The Mom of Bold Action is a hysterically funny story about unintended consequences, writers angst, overthinking, best intentions and so much more. Liberation Day, title of both book and its first story title is an extraordinary comic/horror take on the dynamics of consent and dissent among performing artist slaves and their owners. Sparrow the story of a mousy non-descript woman who never ventures an opinion for fear of rejection finds a functional flourishing love with a narcissist.

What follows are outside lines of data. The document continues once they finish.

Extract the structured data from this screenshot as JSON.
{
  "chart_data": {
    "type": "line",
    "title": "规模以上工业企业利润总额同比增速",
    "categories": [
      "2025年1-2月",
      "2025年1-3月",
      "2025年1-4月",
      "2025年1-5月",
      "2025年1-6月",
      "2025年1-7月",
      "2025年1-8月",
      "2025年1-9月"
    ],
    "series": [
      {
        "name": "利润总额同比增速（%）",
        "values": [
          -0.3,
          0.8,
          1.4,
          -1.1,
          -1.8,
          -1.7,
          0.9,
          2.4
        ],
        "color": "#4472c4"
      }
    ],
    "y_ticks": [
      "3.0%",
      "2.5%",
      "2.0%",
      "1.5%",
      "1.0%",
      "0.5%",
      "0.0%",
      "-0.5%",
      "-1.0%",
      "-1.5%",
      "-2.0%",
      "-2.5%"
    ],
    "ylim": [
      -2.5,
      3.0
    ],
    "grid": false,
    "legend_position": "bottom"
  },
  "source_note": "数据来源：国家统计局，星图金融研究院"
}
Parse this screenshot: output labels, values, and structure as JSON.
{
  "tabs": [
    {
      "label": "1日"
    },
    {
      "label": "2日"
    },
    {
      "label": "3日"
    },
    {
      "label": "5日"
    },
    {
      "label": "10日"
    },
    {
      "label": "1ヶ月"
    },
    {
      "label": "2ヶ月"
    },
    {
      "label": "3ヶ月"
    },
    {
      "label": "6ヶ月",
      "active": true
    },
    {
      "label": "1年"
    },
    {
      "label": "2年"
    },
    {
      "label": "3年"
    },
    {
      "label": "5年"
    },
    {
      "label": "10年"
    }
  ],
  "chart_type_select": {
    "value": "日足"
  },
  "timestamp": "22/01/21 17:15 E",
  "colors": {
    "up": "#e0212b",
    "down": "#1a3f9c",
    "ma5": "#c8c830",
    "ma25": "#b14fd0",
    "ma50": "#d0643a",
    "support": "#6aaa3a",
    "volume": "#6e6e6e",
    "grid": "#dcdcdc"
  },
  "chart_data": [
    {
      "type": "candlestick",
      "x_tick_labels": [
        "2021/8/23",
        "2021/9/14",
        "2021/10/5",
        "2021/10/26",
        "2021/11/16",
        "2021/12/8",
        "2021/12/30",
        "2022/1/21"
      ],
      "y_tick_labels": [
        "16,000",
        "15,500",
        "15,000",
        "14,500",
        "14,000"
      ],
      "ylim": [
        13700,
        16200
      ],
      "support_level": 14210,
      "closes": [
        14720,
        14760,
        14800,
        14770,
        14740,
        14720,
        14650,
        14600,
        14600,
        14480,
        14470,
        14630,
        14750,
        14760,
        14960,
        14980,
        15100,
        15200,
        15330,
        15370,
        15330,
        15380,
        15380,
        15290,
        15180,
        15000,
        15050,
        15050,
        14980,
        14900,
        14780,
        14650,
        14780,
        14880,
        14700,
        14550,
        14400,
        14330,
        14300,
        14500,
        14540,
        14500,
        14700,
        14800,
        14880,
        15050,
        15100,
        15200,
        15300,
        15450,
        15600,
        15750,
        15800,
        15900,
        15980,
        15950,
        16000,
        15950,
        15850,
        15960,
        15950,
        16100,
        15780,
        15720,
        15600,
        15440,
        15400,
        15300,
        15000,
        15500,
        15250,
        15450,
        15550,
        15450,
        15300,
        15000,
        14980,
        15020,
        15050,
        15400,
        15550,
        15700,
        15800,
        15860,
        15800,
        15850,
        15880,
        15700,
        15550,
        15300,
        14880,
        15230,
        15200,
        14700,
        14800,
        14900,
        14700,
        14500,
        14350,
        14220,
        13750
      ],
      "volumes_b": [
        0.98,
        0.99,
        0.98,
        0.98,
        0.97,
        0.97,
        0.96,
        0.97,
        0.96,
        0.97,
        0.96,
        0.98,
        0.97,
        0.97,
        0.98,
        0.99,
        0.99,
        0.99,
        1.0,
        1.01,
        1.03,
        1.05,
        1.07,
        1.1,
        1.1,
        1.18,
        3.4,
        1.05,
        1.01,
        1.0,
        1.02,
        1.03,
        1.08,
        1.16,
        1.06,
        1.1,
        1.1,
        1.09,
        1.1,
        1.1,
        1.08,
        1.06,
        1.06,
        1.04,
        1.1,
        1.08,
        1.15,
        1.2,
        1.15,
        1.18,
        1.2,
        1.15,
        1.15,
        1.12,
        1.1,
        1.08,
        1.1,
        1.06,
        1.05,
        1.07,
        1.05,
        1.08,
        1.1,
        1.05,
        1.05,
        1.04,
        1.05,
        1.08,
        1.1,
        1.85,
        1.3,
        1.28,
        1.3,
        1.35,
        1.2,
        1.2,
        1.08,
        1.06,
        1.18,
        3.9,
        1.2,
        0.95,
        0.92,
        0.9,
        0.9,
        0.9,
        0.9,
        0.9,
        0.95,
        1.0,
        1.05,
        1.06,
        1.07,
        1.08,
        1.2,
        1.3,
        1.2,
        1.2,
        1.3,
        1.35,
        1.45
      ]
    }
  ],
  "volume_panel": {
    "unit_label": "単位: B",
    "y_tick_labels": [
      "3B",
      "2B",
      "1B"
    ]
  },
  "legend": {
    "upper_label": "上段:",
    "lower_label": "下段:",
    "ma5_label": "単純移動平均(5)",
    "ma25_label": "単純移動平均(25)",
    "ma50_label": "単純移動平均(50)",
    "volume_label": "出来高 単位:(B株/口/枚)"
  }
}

Alongside the unexpected there is the empathetic rendering of scene and character that earns George Saunders his "one of a kind" reputation. Five stars for this collection, give it to the thinkers in your clan.
Publishers Reviews
The 'best short story writer in English' (Time) is back with a masterful collection that explores ideas of power, ethics, and justice, and cuts to the very heart of what it means to live in community with our fellow humans. With his trademark prose - wickedly funny, unsentimental, and perfectly tuned - Saunders continues to challenge and surprise- here is a collection of prismatic, deeply resonant stories that encompass joy and despair, oppression and revolution, bizarre fantasy and brutal reality.
'Love Letter' is a tender missive from grandfather to grandson, in the midst of a dystopian political situation in the not-too-distant future, that reminds us of our obligations to our ideals, ourselves, and each other. 'Ghoul' is set in a Hell-themed section of an underground amusement park in Colorado, and follows the exploits of a lonely, morally complex character named Brian, who comes to question everything he takes for granted about his 'reality.' In 'Mother's Day', two women who loved the same man come to an existential reckoning in the middle of a hailstorm. And in 'Elliott Spencer', our eighty-nine-year-old protagonist finds himself brainwashed - his memory 'scraped' - a victim of a scheme in which poor, vulnerable people are reprogrammed and deployed as political protesters.
Together, these nine subversive, profound, and essential stories coalesce into a case for viewing the world with the same generosity and clear-eyed attention as Saunders does, even in the most absurd of circumstances.